Breaking away from a parent company and moving in-house with LexisNexis
Industry: Legal Research and Publishing
How we helped: Assessment, Leadership, Team Capability and Delivery Teams
Key Takeaways
Delivery as a standalone function
Allowing for greater visibility and confidence in what the engineering teams were producing
Improved agility
By connecting the product function with the teams
Functional programming
To speed up delivery and innovation
About LexisNexis
LexisNexis is a leading global provider of legal, regulatory and business analytics. For 200 years it has put customer experience at the heart of what it does. LexisNexis helps lawyers across more than 130 countries win cases, manage their work more efficiently, serve their clients better and grow their practices. It assists corporations to better understand their markets, monitor their brands and mitigate business risk.
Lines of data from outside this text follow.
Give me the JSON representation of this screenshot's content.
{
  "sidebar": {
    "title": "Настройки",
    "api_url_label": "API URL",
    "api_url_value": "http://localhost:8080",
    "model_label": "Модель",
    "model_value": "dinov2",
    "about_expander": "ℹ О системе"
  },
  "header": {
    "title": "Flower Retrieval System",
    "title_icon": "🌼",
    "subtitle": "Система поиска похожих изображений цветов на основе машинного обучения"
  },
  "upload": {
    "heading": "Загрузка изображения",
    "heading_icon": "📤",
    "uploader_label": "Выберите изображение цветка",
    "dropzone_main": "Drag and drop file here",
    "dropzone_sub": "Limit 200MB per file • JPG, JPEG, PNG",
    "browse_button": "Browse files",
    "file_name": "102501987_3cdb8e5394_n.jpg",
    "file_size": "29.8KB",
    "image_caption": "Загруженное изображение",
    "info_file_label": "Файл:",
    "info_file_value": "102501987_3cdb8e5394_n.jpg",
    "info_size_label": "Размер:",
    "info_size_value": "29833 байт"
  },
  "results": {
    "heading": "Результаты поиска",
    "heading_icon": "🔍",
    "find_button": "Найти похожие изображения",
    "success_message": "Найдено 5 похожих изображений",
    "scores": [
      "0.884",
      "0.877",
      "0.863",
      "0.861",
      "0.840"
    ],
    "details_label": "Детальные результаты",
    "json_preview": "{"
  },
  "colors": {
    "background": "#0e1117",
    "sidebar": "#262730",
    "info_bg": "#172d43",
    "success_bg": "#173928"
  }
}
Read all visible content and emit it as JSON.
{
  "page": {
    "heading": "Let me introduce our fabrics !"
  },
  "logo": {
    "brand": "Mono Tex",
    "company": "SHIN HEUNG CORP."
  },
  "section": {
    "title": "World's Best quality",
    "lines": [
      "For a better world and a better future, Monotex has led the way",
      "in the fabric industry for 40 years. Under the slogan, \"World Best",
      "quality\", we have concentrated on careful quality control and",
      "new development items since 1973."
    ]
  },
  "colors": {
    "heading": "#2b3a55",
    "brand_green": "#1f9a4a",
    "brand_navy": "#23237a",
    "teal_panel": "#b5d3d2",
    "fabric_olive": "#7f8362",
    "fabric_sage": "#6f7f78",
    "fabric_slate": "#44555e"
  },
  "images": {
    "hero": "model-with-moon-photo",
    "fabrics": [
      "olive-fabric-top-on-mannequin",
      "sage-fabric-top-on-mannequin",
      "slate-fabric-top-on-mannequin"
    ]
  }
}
“LexisNexis was the first of the early information services to realise the vision of a future in which large populations of end users would directly interact with computer databases, rather than academic libraries,” comments Michael Seipp, Technology Director, 101 Ways.
“101 Ways is great! I loved working with them – knowledgeable and pragmatic drivers. Great people,”
Kieron Wray
Legal Technology Director, LexisNexis
The Challenge
The LexisNexis team in the UK inherited much of its technology from its parent company in the US, with development being undertaken remotely. So they could better service the needs of local clients, the UK team wanted to take ownership of the codebase and move deployment processes in-house.
At the beginning, the team utilised a traditional waterfall methodology. However, after multiple failed attempts to deliver in this way, it attempted to move to a more agile way of working. But without utilising external help or coaching this had varying levels of success.
“Unfortunately, LexisNexis was limited by its reliance on a mainframe database in the US. It was also struggling to form a viable plan for execution as the skill sets it had available internally was limited,” said Seipp.
The Solution
101 Ways conducted a two-week assessment of the company’s technology and delivery capabilities. This led to a proposal to coach people already in leadership roles and expand the team by 14%. This was done by creating four further leadership roles and increasing the number of delivery managers and senior engineers to boost both capacity and skills. The team at 101 Ways proposed a ‘phased’ approach where 101 Ways initially focused on the leadership roles and allowed them to bring in the relevant skills as and when the need arose.
“LexisNexis wanted to improve the ways it was working with its clients, however needed a first-class engineering structure to be able to facilitate that. We collaborated with the team to put the processes, and talent, in place to accelerate the development of new solutions to ensure it could remain ahead of the competition,” added Seipp.